With ever-slimmer margins, making and selling smartphones in China has become riskier and more difficult. Not only is the market awash in foreign brands from Samsung and Apple, but local rivals like Xiaomi, Oppo, ZTE, Huawei, and Vivo fight each other and dozens of smaller mobile phone firms.
So news that Chinese smartphone maker Oneplus has officially announced that they have closed all their self-owned offline retail stores in Beijing and Shanghai is not surprising.
Starting in November 2015, the upstart smartphone company gradually closed 45 offline experience stores, which were operated with Oppo, across China. With the closure of its final two flagship stores, Oneplus will no longer have any self-owned offline channel in the country.

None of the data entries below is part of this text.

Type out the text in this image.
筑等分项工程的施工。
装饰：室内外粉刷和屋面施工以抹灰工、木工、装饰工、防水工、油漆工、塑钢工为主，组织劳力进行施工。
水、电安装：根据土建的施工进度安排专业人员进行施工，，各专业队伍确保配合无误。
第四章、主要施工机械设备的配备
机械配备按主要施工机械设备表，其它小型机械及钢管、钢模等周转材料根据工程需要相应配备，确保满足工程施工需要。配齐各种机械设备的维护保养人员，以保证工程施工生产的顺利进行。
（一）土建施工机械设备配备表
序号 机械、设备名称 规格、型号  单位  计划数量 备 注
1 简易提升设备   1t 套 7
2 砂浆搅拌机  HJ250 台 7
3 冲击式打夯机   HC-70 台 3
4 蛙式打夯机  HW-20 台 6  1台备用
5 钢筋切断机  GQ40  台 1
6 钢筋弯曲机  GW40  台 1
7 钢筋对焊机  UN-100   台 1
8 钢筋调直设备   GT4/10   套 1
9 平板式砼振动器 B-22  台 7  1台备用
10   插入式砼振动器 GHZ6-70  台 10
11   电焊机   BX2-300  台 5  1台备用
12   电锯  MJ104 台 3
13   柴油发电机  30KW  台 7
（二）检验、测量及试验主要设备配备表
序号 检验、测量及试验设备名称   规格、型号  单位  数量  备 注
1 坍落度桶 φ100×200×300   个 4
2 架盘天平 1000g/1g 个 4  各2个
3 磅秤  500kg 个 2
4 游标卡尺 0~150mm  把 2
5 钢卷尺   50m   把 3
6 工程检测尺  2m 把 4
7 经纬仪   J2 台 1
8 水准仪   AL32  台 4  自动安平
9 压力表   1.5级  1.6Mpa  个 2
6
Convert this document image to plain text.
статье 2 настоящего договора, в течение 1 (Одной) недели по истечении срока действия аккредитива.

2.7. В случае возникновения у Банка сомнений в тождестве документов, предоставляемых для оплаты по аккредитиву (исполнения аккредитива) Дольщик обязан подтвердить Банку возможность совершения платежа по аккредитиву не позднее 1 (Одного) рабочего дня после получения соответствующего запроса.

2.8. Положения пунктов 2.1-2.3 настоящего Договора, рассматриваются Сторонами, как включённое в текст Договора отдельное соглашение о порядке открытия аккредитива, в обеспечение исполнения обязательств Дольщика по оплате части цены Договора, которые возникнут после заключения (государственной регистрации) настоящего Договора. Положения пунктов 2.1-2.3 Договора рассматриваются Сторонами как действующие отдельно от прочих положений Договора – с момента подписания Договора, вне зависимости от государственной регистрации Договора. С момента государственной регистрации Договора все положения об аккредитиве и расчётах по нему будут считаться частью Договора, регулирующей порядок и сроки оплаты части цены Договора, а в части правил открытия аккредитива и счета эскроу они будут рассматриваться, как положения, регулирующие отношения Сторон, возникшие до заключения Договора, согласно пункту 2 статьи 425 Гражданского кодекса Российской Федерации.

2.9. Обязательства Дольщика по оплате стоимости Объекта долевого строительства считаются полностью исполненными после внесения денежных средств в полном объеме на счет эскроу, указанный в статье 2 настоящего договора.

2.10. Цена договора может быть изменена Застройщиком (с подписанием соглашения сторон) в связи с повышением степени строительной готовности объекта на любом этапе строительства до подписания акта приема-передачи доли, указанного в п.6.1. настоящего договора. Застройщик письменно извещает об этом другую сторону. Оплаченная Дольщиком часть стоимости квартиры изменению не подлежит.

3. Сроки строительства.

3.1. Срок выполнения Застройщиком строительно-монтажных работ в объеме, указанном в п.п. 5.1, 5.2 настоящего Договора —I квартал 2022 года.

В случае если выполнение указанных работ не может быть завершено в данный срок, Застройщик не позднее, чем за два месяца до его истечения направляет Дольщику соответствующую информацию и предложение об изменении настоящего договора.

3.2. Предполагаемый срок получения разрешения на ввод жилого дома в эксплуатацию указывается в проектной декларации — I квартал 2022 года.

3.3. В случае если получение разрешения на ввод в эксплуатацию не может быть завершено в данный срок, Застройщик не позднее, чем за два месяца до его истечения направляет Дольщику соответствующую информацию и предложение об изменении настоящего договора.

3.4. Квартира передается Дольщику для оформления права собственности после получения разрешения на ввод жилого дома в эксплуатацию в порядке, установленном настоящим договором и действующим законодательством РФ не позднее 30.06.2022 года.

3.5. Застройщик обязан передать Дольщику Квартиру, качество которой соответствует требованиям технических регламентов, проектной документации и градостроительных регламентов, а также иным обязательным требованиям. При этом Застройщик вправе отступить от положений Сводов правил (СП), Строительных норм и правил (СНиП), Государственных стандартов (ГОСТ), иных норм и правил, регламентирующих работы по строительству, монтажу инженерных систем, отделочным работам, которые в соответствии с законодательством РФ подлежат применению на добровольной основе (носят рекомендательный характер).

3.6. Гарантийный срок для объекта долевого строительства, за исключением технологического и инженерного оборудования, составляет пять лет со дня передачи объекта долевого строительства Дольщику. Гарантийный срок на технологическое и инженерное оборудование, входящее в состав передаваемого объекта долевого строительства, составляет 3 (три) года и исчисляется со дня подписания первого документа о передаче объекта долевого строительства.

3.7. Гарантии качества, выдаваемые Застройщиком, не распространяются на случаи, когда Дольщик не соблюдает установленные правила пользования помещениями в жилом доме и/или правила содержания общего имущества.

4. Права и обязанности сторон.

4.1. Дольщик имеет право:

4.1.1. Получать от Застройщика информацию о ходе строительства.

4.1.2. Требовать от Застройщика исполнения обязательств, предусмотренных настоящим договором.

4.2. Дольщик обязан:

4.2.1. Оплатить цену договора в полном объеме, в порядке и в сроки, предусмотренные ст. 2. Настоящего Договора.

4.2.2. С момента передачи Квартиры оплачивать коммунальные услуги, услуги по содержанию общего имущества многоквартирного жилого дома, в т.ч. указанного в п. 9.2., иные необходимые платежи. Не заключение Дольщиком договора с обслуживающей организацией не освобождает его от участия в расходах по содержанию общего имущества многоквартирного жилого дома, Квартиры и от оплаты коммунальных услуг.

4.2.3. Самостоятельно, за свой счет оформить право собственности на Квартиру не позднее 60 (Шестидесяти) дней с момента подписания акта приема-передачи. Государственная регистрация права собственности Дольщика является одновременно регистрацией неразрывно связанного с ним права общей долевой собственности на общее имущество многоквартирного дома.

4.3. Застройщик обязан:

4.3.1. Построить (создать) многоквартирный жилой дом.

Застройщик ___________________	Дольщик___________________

Shenzhen-based Oneplus has put a marketing spin on why it has closed all of its retail outelts. The company said it strives for fine products and flagship products, and they want to make sure that their production resource efficiency can be improved. Oneplus further pointed out to Chinese media that in the future, the company will enhance investments in software development, focus on e-commerce channel sales, and provide high-performance and well-designed products to consumers.
In June 2016 when the company launched its Oneplus 3 smartphone, its chief executive officer Liu Zuohu said during an interview that the company would fully focus on the online sales channel in China and soon give up offline channels. Meanwhile, they plan to promote the development of Oneplus with good products and enhanced reputation.